I have a doubt about how to prepare the sentences that include groups of uppercase characters to express abbreviated terms. I’ll put examples in English, although my target language is Basque, but I think this issue is similar in many languages.

Abbreviations like FBI, BBC, KGB… are spelled letter-by-letter. Should I let them just as they are in the text ("FBI")? Or perhaps I should separate the letters with spaces ("F B I") so the after-processing work will recognize that they are separate letters and will expect people pronouncing spelled letters in the recordings?

Abbreviations like NATO, UNESCO, NASA… are pronounced as words because their syllabic configuration. Should I let them just as they are in the text ("NATO")? Or perhaps I should put them in lowercase ("nato") to differentiate them from the letter abbreviations?

I understand that writing both type of abbreviations as they are written in normal situations, will make the trained result poorer. But perhaps I’m wrong and nothing has to be done.

This is my doubt I would appreciate if someone can put some light in this subject or I’ll decide just to avoid all the abbreviations in the collected sentences. Unfortunately I suspect this decision also can produce a worse trained system, but I have no clue on deep learning techniques and perhaps I’m absolutely wrong.

What do you recommend me to do with Basque letter and syllable abbreviations?

davidak · December 17, 2018, 5:31pm

I think abbreviations should get pronounced like people would normally do since a STT engine should be able to handle that.

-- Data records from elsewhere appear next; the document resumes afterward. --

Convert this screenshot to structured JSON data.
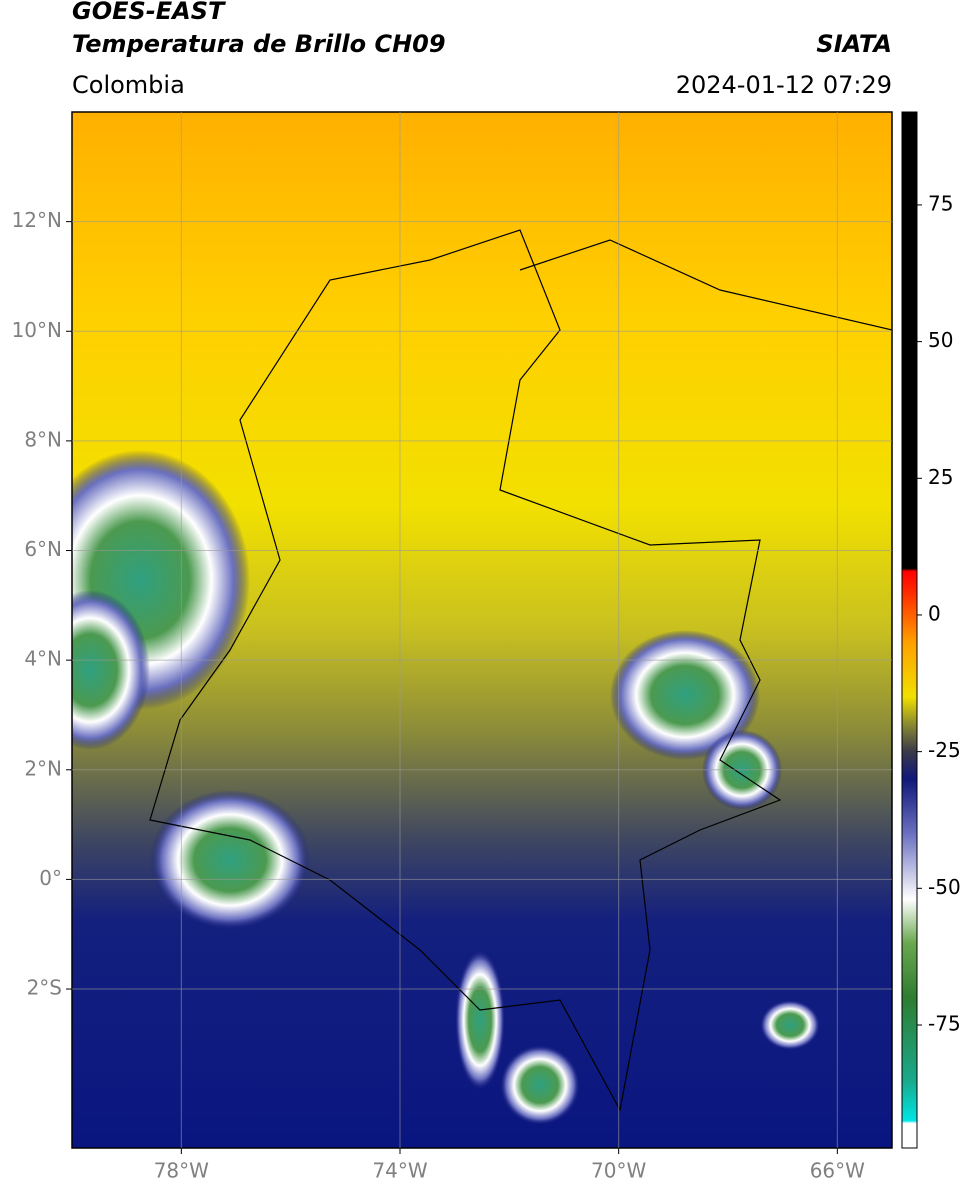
{
  "header": {
    "title": "GOES-EAST",
    "subtitle": "Temperatura de Brillo CH09",
    "agency": "SIATA",
    "region": "Colombia",
    "datetime": "2024-01-12 07:29"
  },
  "map": {
    "xlim": [
      -80,
      -65
    ],
    "ylim": [
      -4.9,
      14
    ],
    "xticks": [
      {
        "value": -78,
        "label": "78°W"
      },
      {
        "value": -74,
        "label": "74°W"
      },
      {
        "value": -70,
        "label": "70°W"
      },
      {
        "value": -66,
        "label": "66°W"
      }
    ],
    "yticks": [
      {
        "value": 12,
        "label": "12°N"
      },
      {
        "value": 10,
        "label": "10°N"
      },
      {
        "value": 8,
        "label": "8°N"
      },
      {
        "value": 6,
        "label": "6°N"
      },
      {
        "value": 4,
        "label": "4°N"
      },
      {
        "value": 2,
        "label": "2°N"
      },
      {
        "value": 0,
        "label": "0°"
      },
      {
        "value": -2,
        "label": "2°S"
      }
    ],
    "grid": true
  },
  "colorbar": {
    "clim": [
      -97.5,
      92
    ],
    "ticks": [
      75,
      50,
      25,
      0,
      -25,
      -50,
      -75
    ],
    "colormap": [
      {
        "value": -97.5,
        "color": "#ffffff"
      },
      {
        "value": -93,
        "color": "#ffffff"
      },
      {
        "value": -92.5,
        "color": "#00e5e5"
      },
      {
        "value": -85,
        "color": "#1aa88a"
      },
      {
        "value": -70,
        "color": "#2e7d32"
      },
      {
        "value": -60,
        "color": "#6aa84f"
      },
      {
        "value": -52,
        "color": "#ffffff"
      },
      {
        "value": -40,
        "color": "#6a70c0"
      },
      {
        "value": -30,
        "color": "#10187a"
      },
      {
        "value": -25,
        "color": "#3a3a4a"
      },
      {
        "value": -20,
        "color": "#8a8a30"
      },
      {
        "value": -15,
        "color": "#f0e000"
      },
      {
        "value": -5,
        "color": "#ffa000"
      },
      {
        "value": 5,
        "color": "#ff2000"
      },
      {
        "value": 8,
        "color": "#ff0000"
      },
      {
        "value": 8.5,
        "color": "#000000"
      },
      {
        "value": 92,
        "color": "#000000"
      }
    ]
  }
}
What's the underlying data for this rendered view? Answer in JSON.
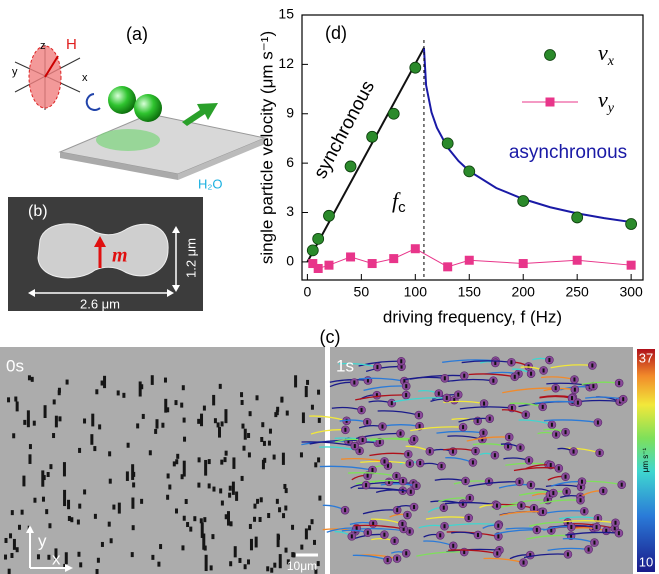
{
  "chart_data": {
    "type": "scatter",
    "panel_label": "(d)",
    "x_label": "driving frequency, f (Hz)",
    "y_label": "single particle velocity (μm s⁻¹)",
    "xlim": [
      -5,
      311
    ],
    "ylim": [
      -1.1,
      15
    ],
    "xticks": [
      0,
      50,
      100,
      150,
      200,
      250,
      300
    ],
    "yticks": [
      0,
      3,
      6,
      9,
      12,
      15
    ],
    "series": [
      {
        "name": "v",
        "name_sub": "x",
        "color": "#2b8a2b",
        "marker": "circle",
        "line": false,
        "x": [
          5,
          10,
          20,
          40,
          60,
          80,
          100,
          130,
          150,
          200,
          250,
          300
        ],
        "values": [
          0.7,
          1.4,
          2.8,
          5.8,
          7.6,
          9.0,
          11.8,
          7.2,
          5.5,
          3.7,
          2.7,
          2.3
        ]
      },
      {
        "name": "v",
        "name_sub": "y",
        "color": "#e8358a",
        "marker": "square",
        "line": true,
        "x": [
          5,
          10,
          20,
          40,
          60,
          80,
          100,
          130,
          150,
          200,
          250,
          300
        ],
        "values": [
          -0.1,
          -0.4,
          -0.2,
          0.3,
          -0.1,
          0.2,
          0.8,
          -0.3,
          0.1,
          -0.1,
          0.1,
          -0.2
        ]
      }
    ],
    "fits": [
      {
        "color": "#111111",
        "x": [
          0,
          108
        ],
        "values": [
          0,
          13
        ]
      },
      {
        "color": "#1a1aa6",
        "x": [
          108,
          110,
          115,
          120,
          130,
          140,
          150,
          175,
          200,
          225,
          250,
          275,
          300
        ],
        "values": [
          13,
          10.73,
          9.09,
          8.15,
          6.94,
          6.13,
          5.52,
          4.49,
          3.82,
          3.32,
          2.95,
          2.66,
          2.42
        ]
      }
    ],
    "annotations": {
      "synchronous": "synchronous",
      "asynchronous": "asynchronous",
      "asynchronous_color": "#1a1aa6",
      "critical": "f",
      "critical_sub": "c",
      "critical_x": 108
    }
  },
  "panel_a": {
    "label": "(a)",
    "axis_z": "z",
    "axis_y": "y",
    "axis_x": "x",
    "field": "H",
    "medium": "H₂O"
  },
  "panel_b": {
    "label": "(b)",
    "moment": "m",
    "height": "1.2 μm",
    "width": "2.6 μm"
  },
  "panel_c": {
    "label": "(c)",
    "frames": [
      "0s",
      "1s"
    ],
    "axis_y": "y",
    "axis_x": "x",
    "scale_bar": "10μm",
    "colorbar": {
      "max": 37,
      "min": 10,
      "unit": "μm s⁻¹"
    }
  }
}
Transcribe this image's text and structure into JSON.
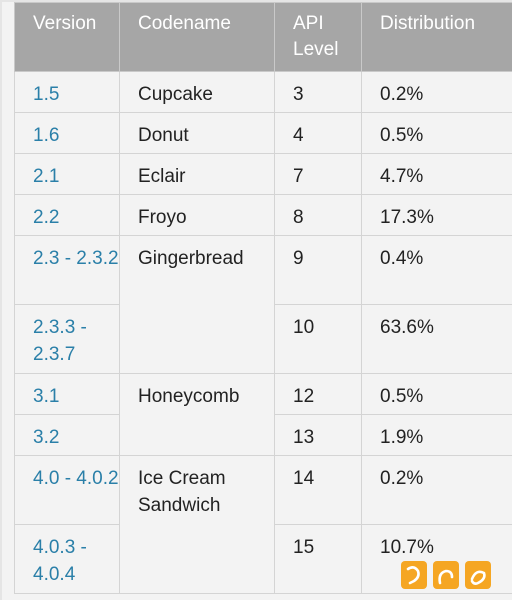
{
  "table": {
    "headers": {
      "version": "Version",
      "codename": "Codename",
      "api_level": "API Level",
      "distribution": "Distribution"
    },
    "rows": [
      {
        "version": "1.5",
        "codename": "Cupcake",
        "api": "3",
        "dist": "0.2%"
      },
      {
        "version": "1.6",
        "codename": "Donut",
        "api": "4",
        "dist": "0.5%"
      },
      {
        "version": "2.1",
        "codename": "Eclair",
        "api": "7",
        "dist": "4.7%"
      },
      {
        "version": "2.2",
        "codename": "Froyo",
        "api": "8",
        "dist": "17.3%"
      },
      {
        "version": "2.3 - 2.3.2",
        "codename": "Gingerbread",
        "api": "9",
        "dist": "0.4%"
      },
      {
        "version": "2.3.3 - 2.3.7",
        "api": "10",
        "dist": "63.6%"
      },
      {
        "version": "3.1",
        "codename": "Honeycomb",
        "api": "12",
        "dist": "0.5%"
      },
      {
        "version": "3.2",
        "api": "13",
        "dist": "1.9%"
      },
      {
        "version": "4.0 - 4.0.2",
        "codename": "Ice Cream Sandwich",
        "api": "14",
        "dist": "0.2%"
      },
      {
        "version": "4.0.3 - 4.0.4",
        "api": "15",
        "dist": "10.7%"
      }
    ]
  },
  "colors": {
    "header_bg": "#a6a6a6",
    "version_link": "#2a7fa8",
    "logo_orange": "#f5a623"
  },
  "watermark": {
    "icon": "watermark-logo-icon"
  }
}
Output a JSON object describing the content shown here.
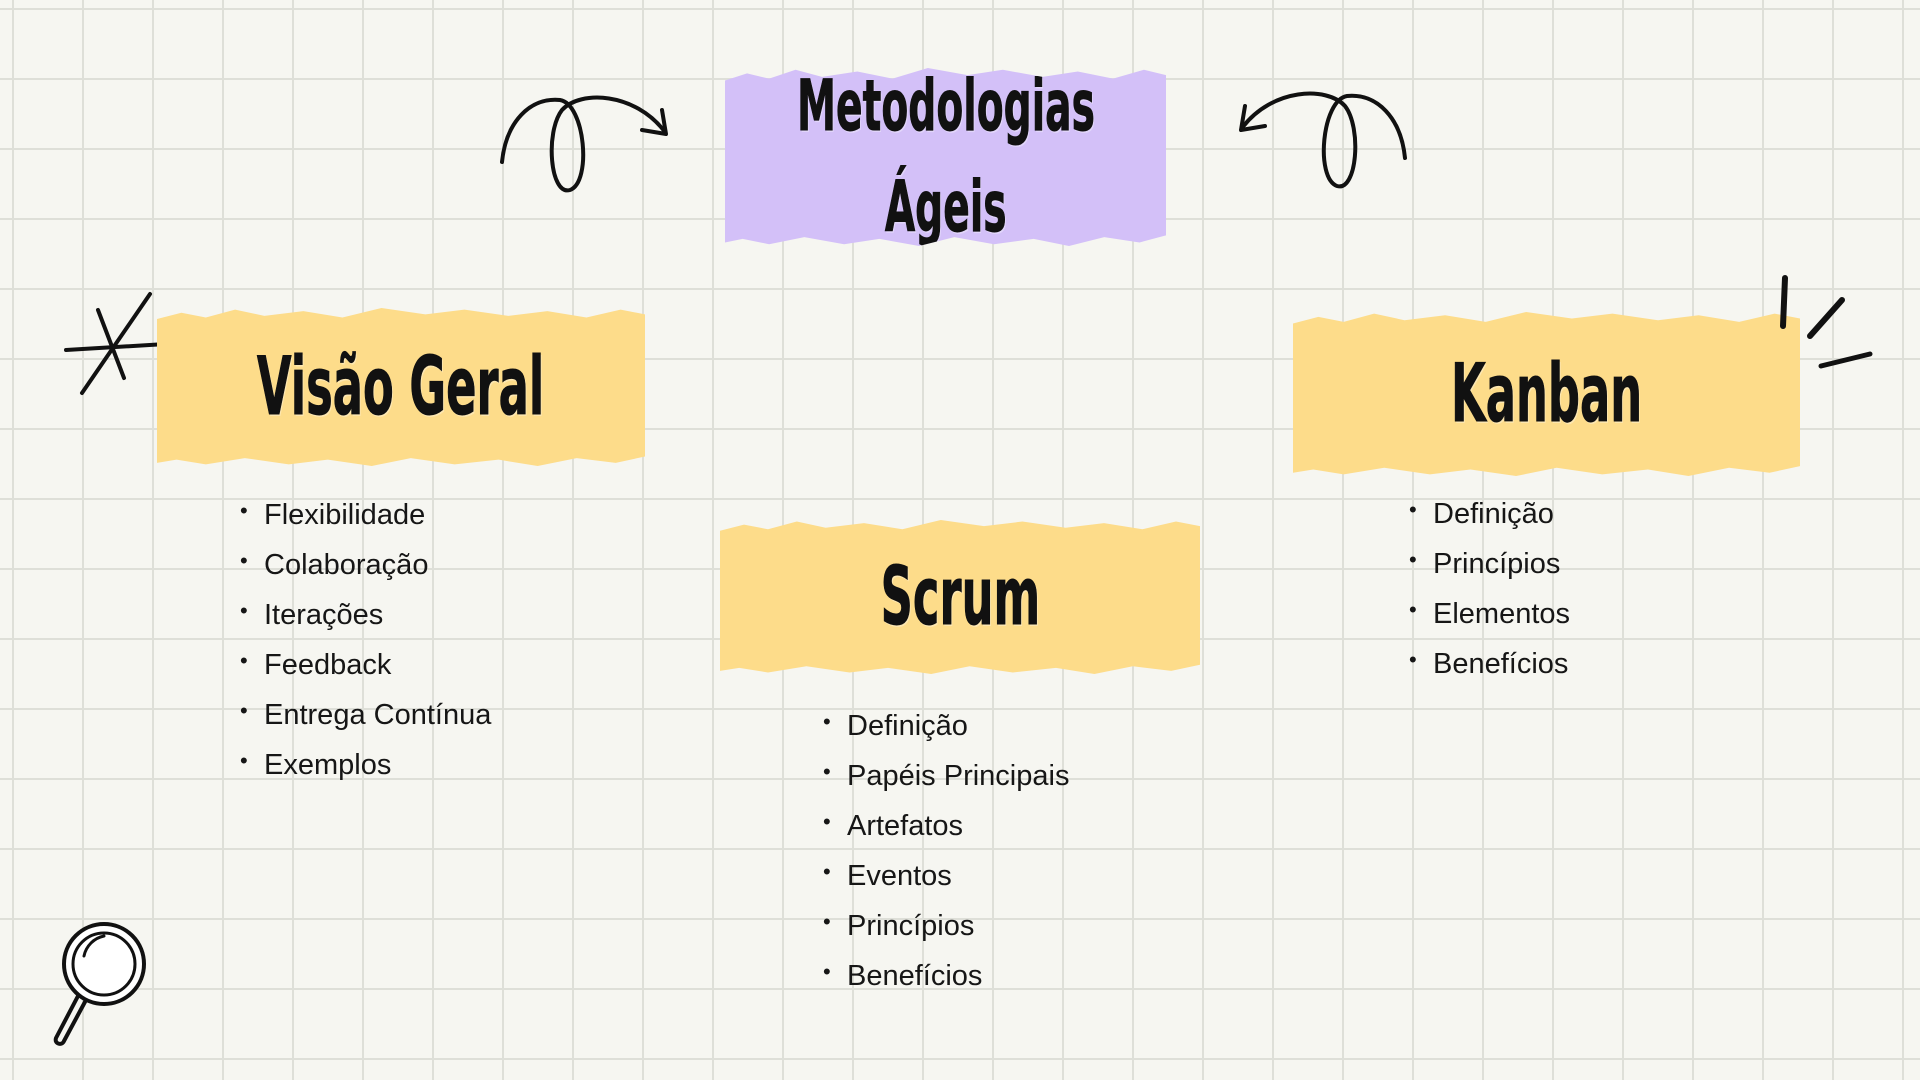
{
  "title": {
    "line1": "Metodologias",
    "line2": "Ágeis"
  },
  "sections": [
    {
      "title": "Visão Geral",
      "items": [
        "Flexibilidade",
        "Colaboração",
        "Iterações",
        "Feedback",
        "Entrega Contínua",
        "Exemplos"
      ]
    },
    {
      "title": "Scrum",
      "items": [
        "Definição",
        "Papéis Principais",
        "Artefatos",
        "Eventos",
        "Princípios",
        "Benefícios"
      ]
    },
    {
      "title": "Kanban",
      "items": [
        "Definição",
        "Princípios",
        "Elementos",
        "Benefícios"
      ]
    }
  ],
  "colors": {
    "background": "#f6f6f1",
    "grid": "#dedfd8",
    "title_paper": "#d3c0f8",
    "section_paper": "#fddc8a",
    "ink": "#111111"
  },
  "icons": [
    "curly-arrow-left-icon",
    "curly-arrow-right-icon",
    "star-doodle-icon",
    "emphasis-lines-icon",
    "magnifying-glass-icon"
  ]
}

txopi · December 17, 2018, 5:31pm

Hi dabidak. My doubt isn’t how a speaker has to pronounce the words, but how to write them in the data set. You mean just write them as usual (NATO, BBC, UNESCO, FBI…) and the STT engine will make all the work by itself?
NOTE: There are also hybrid abbreviations like JPEG.

davidak · December 17, 2018, 5:31pm

Also there is would just write them how they occur in normal text.

nukeador · December 17, 2018, 5:31pm

@lsaunders and I will be meeting with the deep speech team soon to talk about this “cleaning” of the sentences so they are fully useful for the engine. We will let you know once we have the details.

nukeador · January 9, 2019, 11:24am

The sentence collection tool how to now has some guidance on requirements

https://common-voice.github.io/sentence-collector/#/how-to

dabinat · January 9, 2019, 5:45pm

Here’s a question: if the engine is capable of recognizing the letters U, S and A individually, does it really need to be taught the acronym USA?

txopi · January 9, 2019, 9:36pm

As far as I know, the engine doesn’t do what you say. You can find this explanation in the how to: Abbreviations and acronyms like “USA” or “ICE” should be avoided in the source text because they may be read in a way that does not coincide with their spelling. Additionally, there may be multiple accurate readings for a single abbreviation. For example, the acronym “ICE” could be pronounced “I-C-E” or as a single word.